Two U.S. Sailors Charged With Urging Pro-Saddam Sabotage of Warship
MANILA, Philippines (AP) _ Two American sailors were ordered Friday to face a court-martial for allegedly trying to sabotage a carrier in the Persian Gulf in support of Iraqi President Saddam Hussein, the U.S. Navy said.
A report from the U.S.-run Subic Bay naval station said Airman Apprentice Abdul H. Shaheed, 22, of Saint George, S.C., and Seaman Apprentice James L. Moss, 21, of Marrero, La., were charged with ″urging disloyalty, mutiny, or refusal of duty″ while aboard the USS Ranger at sea in January.
The two were accused of encouraging fellow sailors to sabotage the Ranger’s aircraft launch system and kidnap the skipper, Capt. Ernest Christensen.
A Navy spokesman who relayed the charges to reporters, Lt. Cmdr. Kevin Mukri, said the alleged plan was in support of Saddam’s call for a worldwide Muslim Holy War against the United States for its military moves against Iraq.
Mukri refused to say whether the two accused sailors were Muslims.
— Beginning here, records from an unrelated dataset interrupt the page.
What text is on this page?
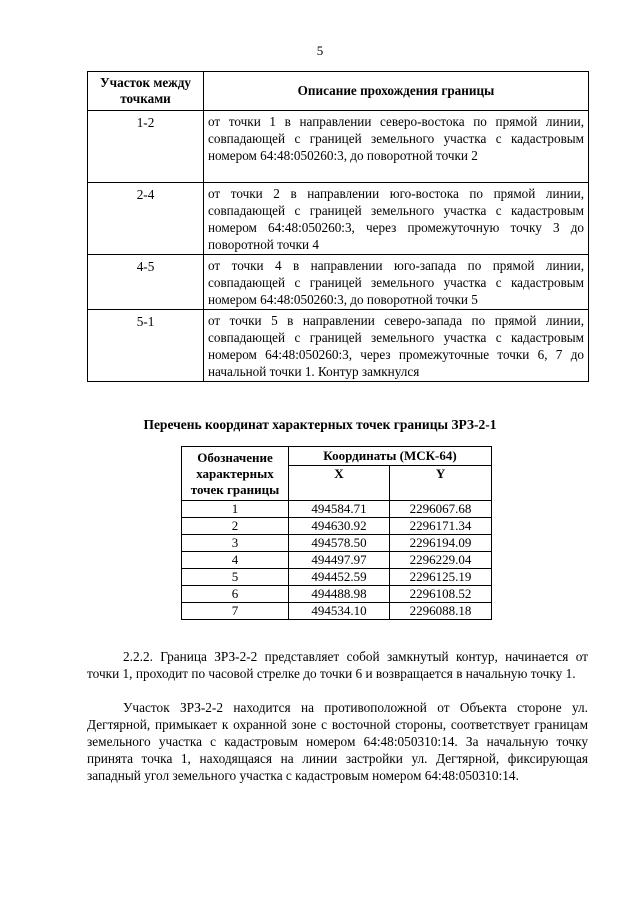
5
Участок между точками	Описание прохождения границы
1-2	от точки 1 в направлении северо-востока по прямой линии, совпадающей с границей земельного участка с кадастровым номером 64:48:050260:3, до поворотной точки 2
2-4	от точки 2 в направлении юго-востока по прямой линии, совпадающей с границей земельного участка с кадастровым номером 64:48:050260:3, через промежуточную точку 3 до поворотной точки 4
4-5	от точки 4 в направлении юго-запада по прямой линии, совпадающей с границей земельного участка с кадастровым номером 64:48:050260:3, до поворотной точки 5
5-1	от точки 5 в направлении северо-запада по прямой линии, совпадающей с границей земельного участка с кадастровым номером 64:48:050260:3, через промежуточные точки 6, 7 до начальной точки 1. Контур замкнулся
Перечень координат характерных точек границы ЗРЗ-2-1
Обозначение характерных точек границы	Координаты (МСК-64)	
	X	Y
1	494584.71	2296067.68
2	494630.92	2296171.34
3	494578.50	2296194.09
4	494497.97	2296229.04
5	494452.59	2296125.19
6	494488.98	2296108.52
7	494534.10	2296088.18

2.2.2. Граница ЗРЗ-2-2 представляет собой замкнутый контур, начинается от точки 1, проходит по часовой стрелке до точки 6 и возвращается в начальную точку 1.

Участок ЗРЗ-2-2 находится на противоположной от Объекта стороне ул. Дегтярной, примыкает к охранной зоне с восточной стороны, соответствует границам земельного участка с кадастровым номером 64:48:050310:14. За начальную точку принята точка 1, находящаяся на линии застройки ул. Дегтярной, фиксирующая западный угол земельного участка с кадастровым номером 64:48:050310:14.
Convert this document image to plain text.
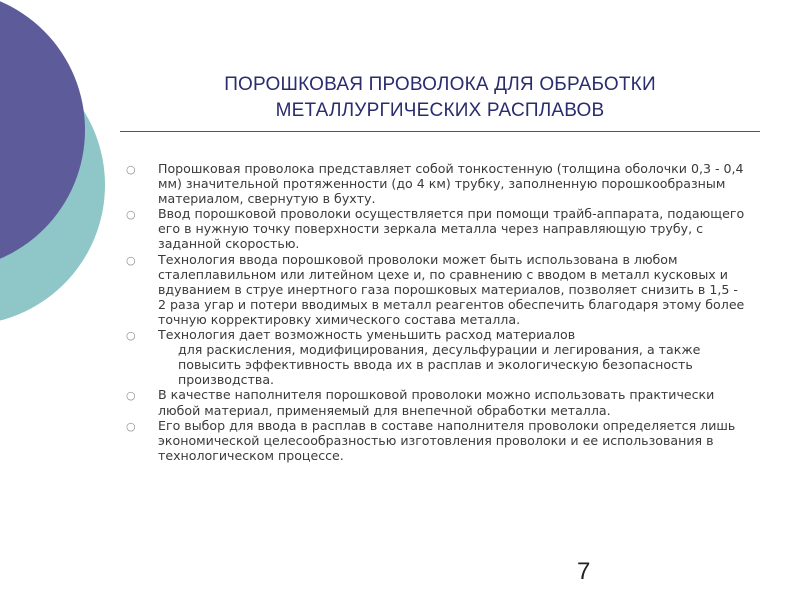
ПОРОШКОВАЯ ПРОВОЛОКА ДЛЯ ОБРАБОТКИ
МЕТАЛЛУРГИЧЕСКИХ РАСПЛАВОВ
○ Порошковая проволока представляет собой тонкостенную (толщина оболочки 0,3 - 0,4 мм) значительной протяженности (до 4 км) трубку, заполненную порошкообразным материалом, свернутую в бухту.
○ Ввод порошковой проволоки осуществляется при помощи трайб-аппарата, подающего его в нужную точку поверхности зеркала металла через направляющую трубу, с заданной скоростью.
○ Технология ввода порошковой проволоки может быть использована в любом сталеплавильном или литейном цехе и, по сравнению с вводом в металл кусковых и вдуванием в струе инертного газа порошковых материалов, позволяет снизить в 1,5 - 2 раза угар и потери вводимых в металл реагентов обеспечить благодаря этому более точную корректировку химического состава металла.
○ Технология дает возможность уменьшить расход материалов
для раскисления, модифицирования, десульфурации и легирования, а также повысить эффективность ввода их в расплав и экологическую безопасность производства.
○ В качестве наполнителя порошковой проволоки можно использовать практически любой материал, применяемый для внепечной обработки металла.
○ Его выбор для ввода в расплав в составе наполнителя проволоки определяется лишь экономической целесообразностью изготовления проволоки и ее использования в технологическом процессе.
7
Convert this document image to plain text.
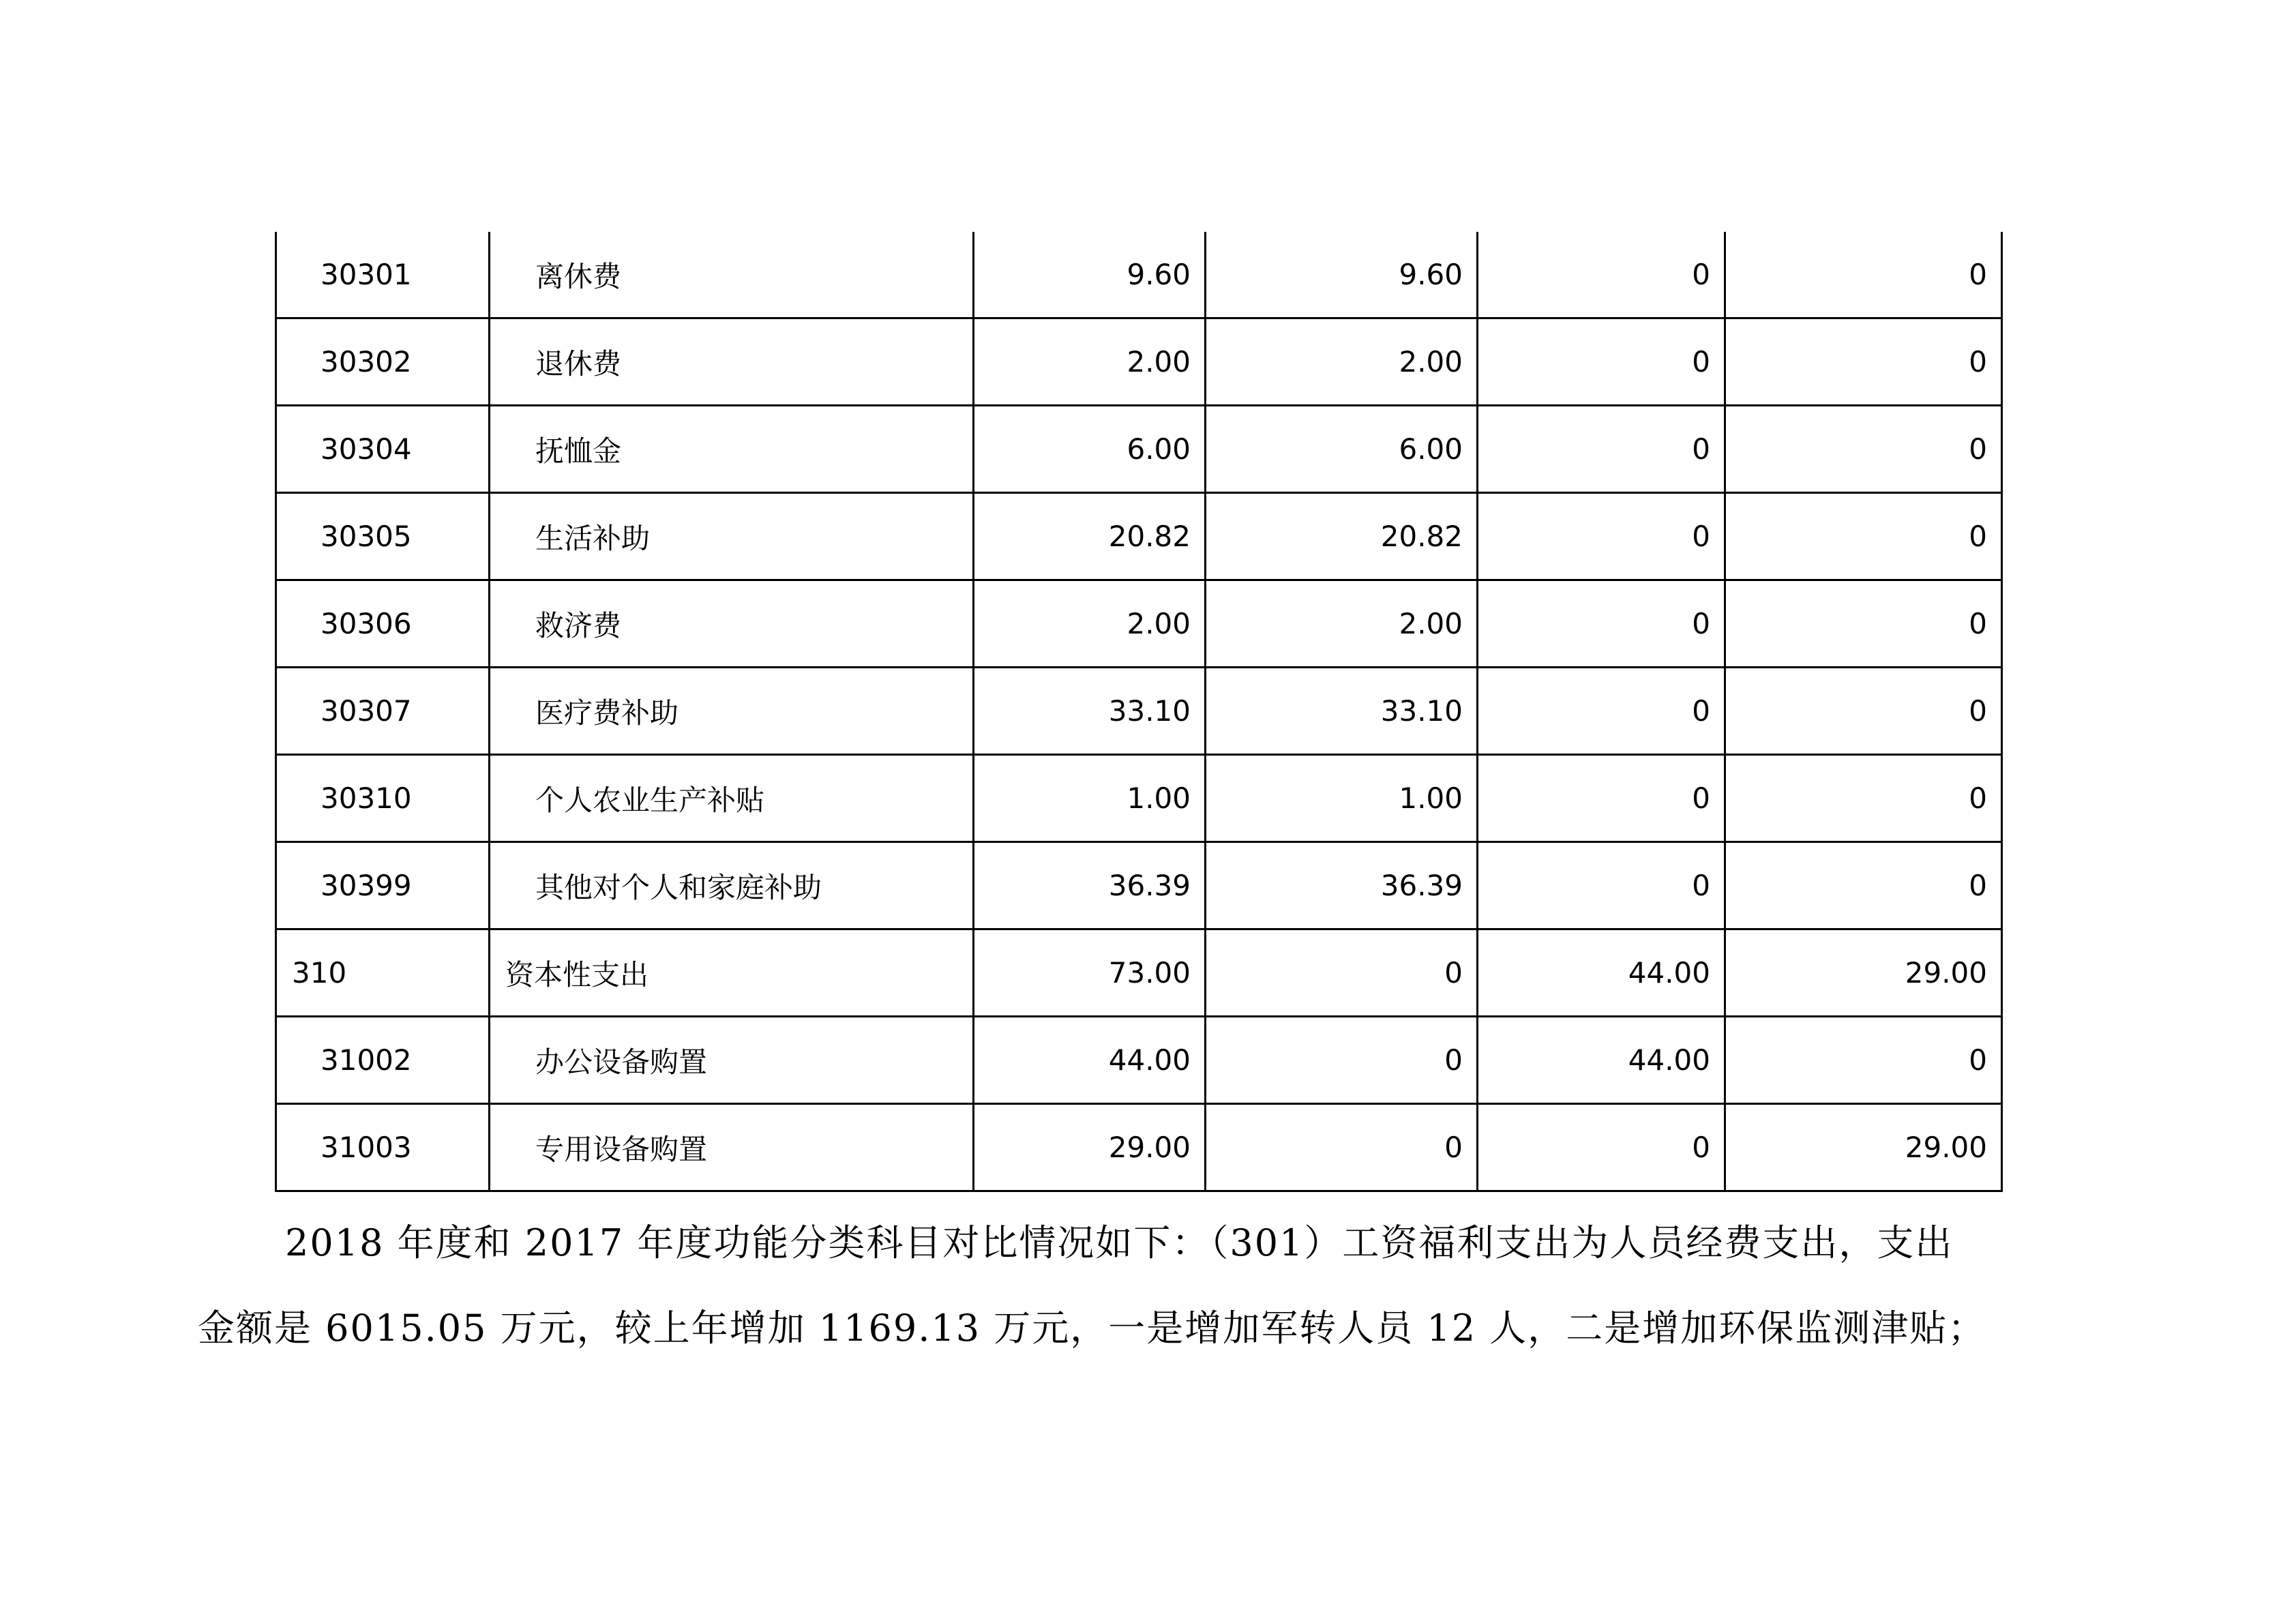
30301	离休费	9.60	9.60	0	0
30302	退休费	2.00	2.00	0	0
30304	抚恤金	6.00	6.00	0	0
30305	生活补助	20.82	20.82	0	0
30306	救济费	2.00	2.00	0	0
30307	医疗费补助	33.10	33.10	0	0
30310	个人农业生产补贴	1.00	1.00	0	0
30399	其他对个人和家庭补助	36.39	36.39	0	0
310	资本性支出	73.00	0	44.00	29.00
31002	办公设备购置	44.00	0	44.00	0
31003	专用设备购置	29.00	0	0	29.00
2018 年度和 2017 年度功能分类科目对比情况如下：（301）工资福利支出为人员经费支出，支出
金额是 6015.05 万元，较上年增加 1169.13 万元，一是增加军转人员 12 人，二是增加环保监测津贴；
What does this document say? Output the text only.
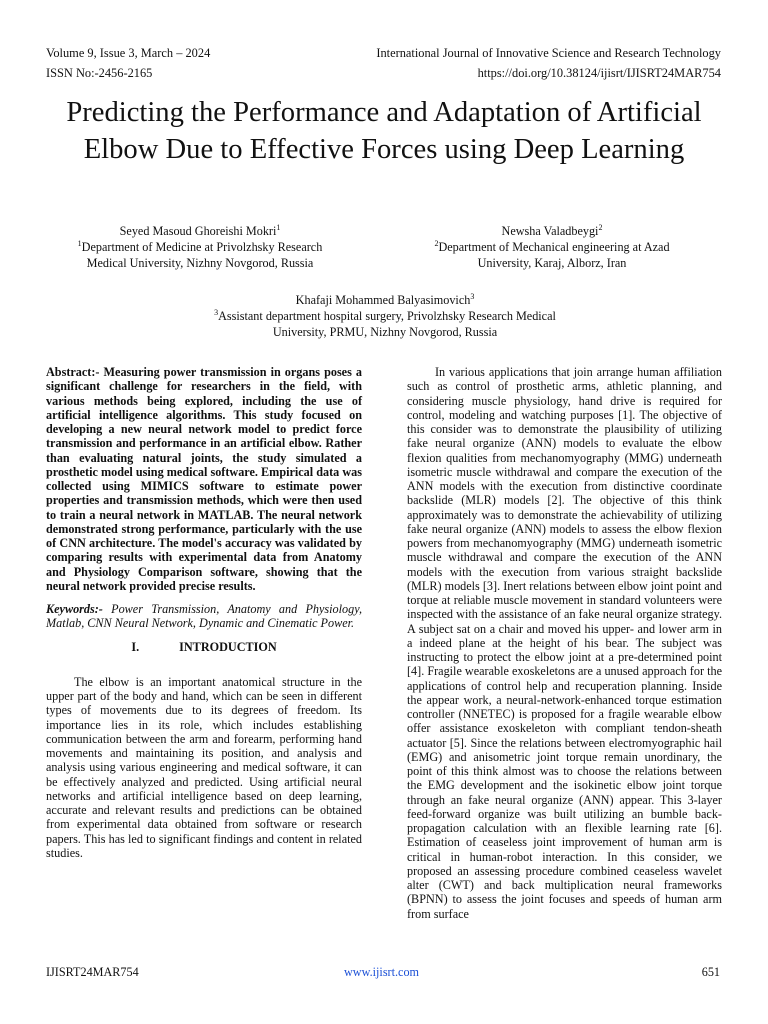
Volume 9, Issue 3, March – 2024	International Journal of Innovative Science and Research Technology
ISSN No:-2456-2165	https://doi.org/10.38124/ijisrt/IJISRT24MAR754
Predicting the Performance and Adaptation of Artificial Elbow Due to Effective Forces using Deep Learning
Seyed Masoud Ghoreishi Mokri$^1$
$^1$Department of Medicine at Privolzhsky Research
Medical University, Nizhny Novgorod, Russia
Newsha Valadbeygi$^2$
$^2$Department of Mechanical engineering at Azad
University, Karaj, Alborz, Iran
Khafaji Mohammed Balyasimovich$^3$
$^3$Assistant department hospital surgery, Privolzhsky Research Medical
University, PRMU, Nizhny Novgorod, Russia

Abstract:- Measuring power transmission in organs poses a significant challenge for researchers in the field, with various methods being explored, including the use of artificial intelligence algorithms. This study focused on developing a new neural network model to predict force transmission and performance in an artificial elbow. Rather than evaluating natural joints, the study simulated a prosthetic model using medical software. Empirical data was collected using MIMICS software to estimate power properties and transmission methods, which were then used to train a neural network in MATLAB. The neural network demonstrated strong performance, particularly with the use of CNN architecture. The model's accuracy was validated by comparing results with experimental data from Anatomy and Physiology Comparison software, showing that the neural network provided precise results.

Keywords:- Power Transmission, Anatomy and Physiology, Matlab, CNN Neural Network, Dynamic and Cinematic Power.

I.	INTRODUCTION

The elbow is an important anatomical structure in the upper part of the body and hand, which can be seen in different types of movements due to its degrees of freedom. Its importance lies in its role, which includes establishing communication between the arm and forearm, performing hand movements and maintaining its position, and analysis and analysis using various engineering and medical software, it can be effectively analyzed and predicted. Using artificial neural networks and artificial intelligence based on deep learning, accurate and relevant results and predictions can be obtained from experimental data obtained from software or research papers. This has led to significant findings and content in related studies.

In various applications that join arrange human affiliation such as control of prosthetic arms, athletic planning, and considering muscle physiology, hand drive is required for control, modeling and watching purposes [1]. The objective of this consider was to demonstrate the plausibility of utilizing fake neural organize (ANN) models to evaluate the elbow flexion qualities from mechanomyography (MMG) underneath isometric muscle withdrawal and compare the execution of the ANN models with the execution from distinctive coordinate backslide (MLR) models [2]. The objective of this think approximately was to demonstrate the achievability of utilizing fake neural organize (ANN) models to assess the elbow flexion powers from mechanomyography (MMG) underneath isometric muscle withdrawal and compare the execution of the ANN models with the execution from various straight backslide (MLR) models [3]. Inert relations between elbow joint point and torque at reliable muscle movement in standard volunteers were inspected with the assistance of an fake neural organize strategy. A subject sat on a chair and moved his upper- and lower arm in a indeed plane at the height of his bear. The subject was instructing to protect the elbow joint at a pre-determined point [4]. Fragile wearable exoskeletons are a unused approach for the applications of control help and recuperation planning. Inside the appear work, a neural-network-enhanced torque estimation controller (NNETEC) is proposed for a fragile wearable elbow offer assistance exoskeleton with compliant tendon-sheath actuator [5]. Since the relations between electromyographic hail (EMG) and anisometric joint torque remain unordinary, the point of this think almost was to choose the relations between the EMG development and the isokinetic elbow joint torque through an fake neural organize (ANN) appear. This 3-layer feed-forward organize was built utilizing an bumble back-propagation calculation with an flexible learning rate [6]. Estimation of ceaseless joint improvement of human arm is critical in human-robot interaction. In this consider, we proposed an assessing procedure combined ceaseless wavelet alter (CWT) and back multiplication neural frameworks (BPNN) to assess the joint focuses and speeds of human arm from surface

IJISRT24MAR754	www.ijisrt.com	651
They could receive a dishonorable discharge, 10 years imprisonment, forfeiture of all pay and allowances and reduction to the lowest rank if convicted.
No other details were given. The Navy announced March 8 that a third sailor, Seaman Danny Roberson, 25, of Columbus, Ohio, was also under investigation but Friday’s statement made no mention of his case.
In a statement earlier this month, the Navy said the three were being investigated for conspiracy to commit sabotage and kidnapping as well as undermining order and discipline by interferring with the Ranger’s mission.
It was unclear whether the alleged offense took place while the carrier was actually in the Persian Gulf. The Ranger, whose home port is San Diego, passed through Subic Bay, 50 miles northwest of Manila, in early January on its way to the gulf.
Rear Adm. Thomas Mercer, commander of the U.S. Naval Forces in the Philippines, issued the court-martial order Friday based on investigations made by Lt. Cmdr. Leroy Dickens of the Judge Advocate General’s office.
The Navy report said court-martial proceedings will be held in Subic, but no date has yet been set.
All three sailors were flown back to Subic in February while an investigation under was under way. The martial law investigation corresponds to grand jury inquiries in civilian law.